Ad libbing the bard with the Improvised Shakespeare Co. at the Wheeler Opera House

IF YOU GO …

What: Improvised Shakespeare Co.

Where: Wheeler Opera House

When: Saturday, March 2, 7:30 p.m.

How much: $40-$50

Tickets: Wheeler box office; aspenshowtix.com

If you know anybody who has taken improv classes or joined a troupe, you’ve no doubt heard a passionate exegesis of the miracles of the “group mind” and the “yes and” way of life. And improv comedy, done well, is absolutely thrilling feat of wit, cooperation and performance. But, of course, it’s hard. And really hard to do well. And excruciating for audiences when done poorly.

Blaine Swen and the Improvised Shakespeare Company players have turned up the level of difficulty to 11, aiming to create new and completely improvised Shakespeare plays before the audience’s eyes. Swen and his mates riff in Shakespearean language, they hew to Shakespearean themes and tropes and ­— miracle of miracles — they land laughs throughout.

The widely acclaimed troupe, which will headline the Wheeler Opera House on March 2 with a five-actor casts, starts like most improv groups with audience suggestions. They ask for a title from the crowd.

Swen’s favorites over the years have included “The Rocky Hamlet Picture Show,” “Shylock the Shy Locksmith,” and last week performed “Much Ado about Lethal Weapon.”

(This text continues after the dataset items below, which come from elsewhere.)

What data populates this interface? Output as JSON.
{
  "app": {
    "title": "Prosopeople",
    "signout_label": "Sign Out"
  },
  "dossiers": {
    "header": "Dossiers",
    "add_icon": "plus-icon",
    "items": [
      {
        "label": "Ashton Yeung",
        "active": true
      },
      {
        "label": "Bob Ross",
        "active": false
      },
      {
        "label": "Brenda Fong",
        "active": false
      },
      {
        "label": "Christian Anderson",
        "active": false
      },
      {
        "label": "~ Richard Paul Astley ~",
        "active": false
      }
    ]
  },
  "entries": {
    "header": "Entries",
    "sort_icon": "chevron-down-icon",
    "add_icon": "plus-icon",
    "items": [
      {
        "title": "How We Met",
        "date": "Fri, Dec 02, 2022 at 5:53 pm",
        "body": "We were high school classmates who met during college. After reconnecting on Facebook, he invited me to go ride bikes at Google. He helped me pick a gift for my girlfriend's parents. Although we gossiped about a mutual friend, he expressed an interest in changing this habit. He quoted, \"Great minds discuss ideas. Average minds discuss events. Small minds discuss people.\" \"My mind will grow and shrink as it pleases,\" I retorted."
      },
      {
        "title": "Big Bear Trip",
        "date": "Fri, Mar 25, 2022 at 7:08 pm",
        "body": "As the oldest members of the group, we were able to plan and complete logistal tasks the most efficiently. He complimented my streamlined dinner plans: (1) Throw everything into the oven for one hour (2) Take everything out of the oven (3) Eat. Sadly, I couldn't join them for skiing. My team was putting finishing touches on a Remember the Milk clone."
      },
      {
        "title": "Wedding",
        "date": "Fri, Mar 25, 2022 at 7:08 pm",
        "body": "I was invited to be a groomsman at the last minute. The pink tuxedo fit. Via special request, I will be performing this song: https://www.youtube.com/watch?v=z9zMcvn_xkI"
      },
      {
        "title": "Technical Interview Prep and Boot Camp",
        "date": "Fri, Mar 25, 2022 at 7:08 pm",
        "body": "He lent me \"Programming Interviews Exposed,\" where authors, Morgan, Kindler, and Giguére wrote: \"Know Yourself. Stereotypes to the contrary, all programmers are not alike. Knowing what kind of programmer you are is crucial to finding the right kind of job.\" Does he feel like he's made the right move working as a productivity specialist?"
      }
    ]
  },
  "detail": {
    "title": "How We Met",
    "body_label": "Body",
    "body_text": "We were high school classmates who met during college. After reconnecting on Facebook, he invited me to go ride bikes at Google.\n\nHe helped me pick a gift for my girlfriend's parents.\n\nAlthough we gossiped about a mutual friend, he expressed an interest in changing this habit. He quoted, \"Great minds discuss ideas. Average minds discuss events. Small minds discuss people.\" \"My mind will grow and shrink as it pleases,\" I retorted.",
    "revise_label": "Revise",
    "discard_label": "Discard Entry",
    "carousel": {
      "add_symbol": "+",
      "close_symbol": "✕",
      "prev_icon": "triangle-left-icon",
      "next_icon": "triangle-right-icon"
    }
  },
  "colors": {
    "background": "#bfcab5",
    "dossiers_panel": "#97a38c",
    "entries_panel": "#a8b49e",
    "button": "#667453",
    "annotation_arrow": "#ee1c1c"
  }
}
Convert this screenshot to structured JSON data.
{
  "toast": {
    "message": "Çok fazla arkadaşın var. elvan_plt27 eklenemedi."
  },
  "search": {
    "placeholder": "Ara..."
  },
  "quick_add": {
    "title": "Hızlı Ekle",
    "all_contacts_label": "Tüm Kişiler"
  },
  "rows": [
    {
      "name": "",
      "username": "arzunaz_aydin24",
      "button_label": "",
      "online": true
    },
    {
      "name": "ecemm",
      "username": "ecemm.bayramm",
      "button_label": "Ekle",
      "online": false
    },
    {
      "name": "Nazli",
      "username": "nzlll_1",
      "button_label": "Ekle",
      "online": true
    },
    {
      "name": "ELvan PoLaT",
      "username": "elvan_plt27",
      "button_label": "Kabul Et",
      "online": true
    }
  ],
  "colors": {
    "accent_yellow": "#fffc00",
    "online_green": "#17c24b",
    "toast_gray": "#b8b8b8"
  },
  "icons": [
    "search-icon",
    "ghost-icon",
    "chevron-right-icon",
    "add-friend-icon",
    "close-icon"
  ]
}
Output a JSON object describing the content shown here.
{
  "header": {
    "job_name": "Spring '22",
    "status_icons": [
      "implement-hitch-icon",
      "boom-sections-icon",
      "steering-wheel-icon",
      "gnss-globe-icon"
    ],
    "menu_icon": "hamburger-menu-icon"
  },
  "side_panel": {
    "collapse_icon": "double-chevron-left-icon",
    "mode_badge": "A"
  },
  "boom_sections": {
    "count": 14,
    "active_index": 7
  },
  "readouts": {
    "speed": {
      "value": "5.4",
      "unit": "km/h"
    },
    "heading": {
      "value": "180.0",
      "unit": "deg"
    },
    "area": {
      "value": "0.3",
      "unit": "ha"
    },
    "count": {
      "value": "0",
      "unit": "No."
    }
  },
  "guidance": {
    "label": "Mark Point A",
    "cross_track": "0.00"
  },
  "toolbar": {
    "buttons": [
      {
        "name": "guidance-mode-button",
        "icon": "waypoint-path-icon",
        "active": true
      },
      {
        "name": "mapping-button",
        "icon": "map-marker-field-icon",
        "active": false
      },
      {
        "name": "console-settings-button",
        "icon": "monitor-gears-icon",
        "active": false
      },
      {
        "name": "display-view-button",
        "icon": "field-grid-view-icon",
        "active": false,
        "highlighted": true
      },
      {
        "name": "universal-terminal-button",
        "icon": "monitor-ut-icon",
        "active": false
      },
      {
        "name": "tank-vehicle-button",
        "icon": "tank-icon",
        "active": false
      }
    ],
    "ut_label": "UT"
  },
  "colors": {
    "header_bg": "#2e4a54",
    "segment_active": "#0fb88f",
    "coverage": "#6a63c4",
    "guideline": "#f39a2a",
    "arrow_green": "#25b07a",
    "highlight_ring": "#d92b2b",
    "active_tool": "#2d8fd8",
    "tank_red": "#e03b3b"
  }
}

“Once, we simply got the suggestion ‘Justin Bieber,’” Swen said in an e-mail. “Beiber turned out to be a tyrannical king who was dethroned by the Brothers Jonas. Oh! You know, one that always makes me smile is the title of a show that was suggested by a third-grader, ‘The Magical Farting Frog.’”

In a widely circulated recorded performance at the Just For Laughs Comedy Festival, the called-for title was “Rubber Crazy.” On the spot, the company improvised a short Shakespearean Comedy about a gentleman attempting to woo a young lady into bed without a condom. They dropped clever puns, inspired rhymes, staged an impromptu Shakespearan swordfight (“Here be one sword that is not sheathed tonight!”) and wrapped it up — in keeping with the template of the bard’s comedies — with a marriage.

You can fall down a YouTube rabbit-hole watching Improvised Shakespeare greats like “Well Hung Jury” and “The Knave’s Pantaloons.” They’re smart, silly, unpredictable, often bawdy, and they actually do adhere to the shape of Shakespeare’s format of Tragedy and Comedy, History and Romance (with the occasional improvised song-and-dance numbers peppered in). It’s a weird and wonderful thing to behold, these performances that can wow both unsuspecting comedy club audiences and English majors who have just finished term papers on “Titus Andronicus.”

To prepare, Swen and his team have immersed themselves in Shakespeare — reading and watching plays and film adaptations. Early on they met with Shakespeare scholars and started rehearsals with quizzes to build their Elizabethan vocabulary, reading Shakespeare contemporaries like Ben Johnson to help them improvise in the period’s style.

Other than that twist, their rehearsals are much like any improv group.

“We practice listening, reacting emotionally, speaking in Shakespearean vocabulary and rhyming,” Swen explained.

Founded in Chicago in 2005, Improvised Shakespeare has toured heavily with a rotating cast that’s included “Silicon Valley” star Thomas Middleditch in its ranks and has welcomed none other than Sir Patrick Stewart as a guest performer. Stewart — the Royal Shakespeare Company alum and nerd hero for embodying Professor Charles Xavier and Captain Pickard — performed with the company several times after a revelatory experience watching them in 2013. “How can this be improvisation? I thought. How can it be for the first time? This is too perfect, too clever, too intelligent, too structured,” he wrote in a 2014 essay for American Theatre magazine. “But that was a rehearsal. Then I saw them again at the dress rehearsal, and it was the same — but everything was new: story, characters, plot, subject. Then I saw them a third time with an audience, and they simply took flight. I was dazzled.”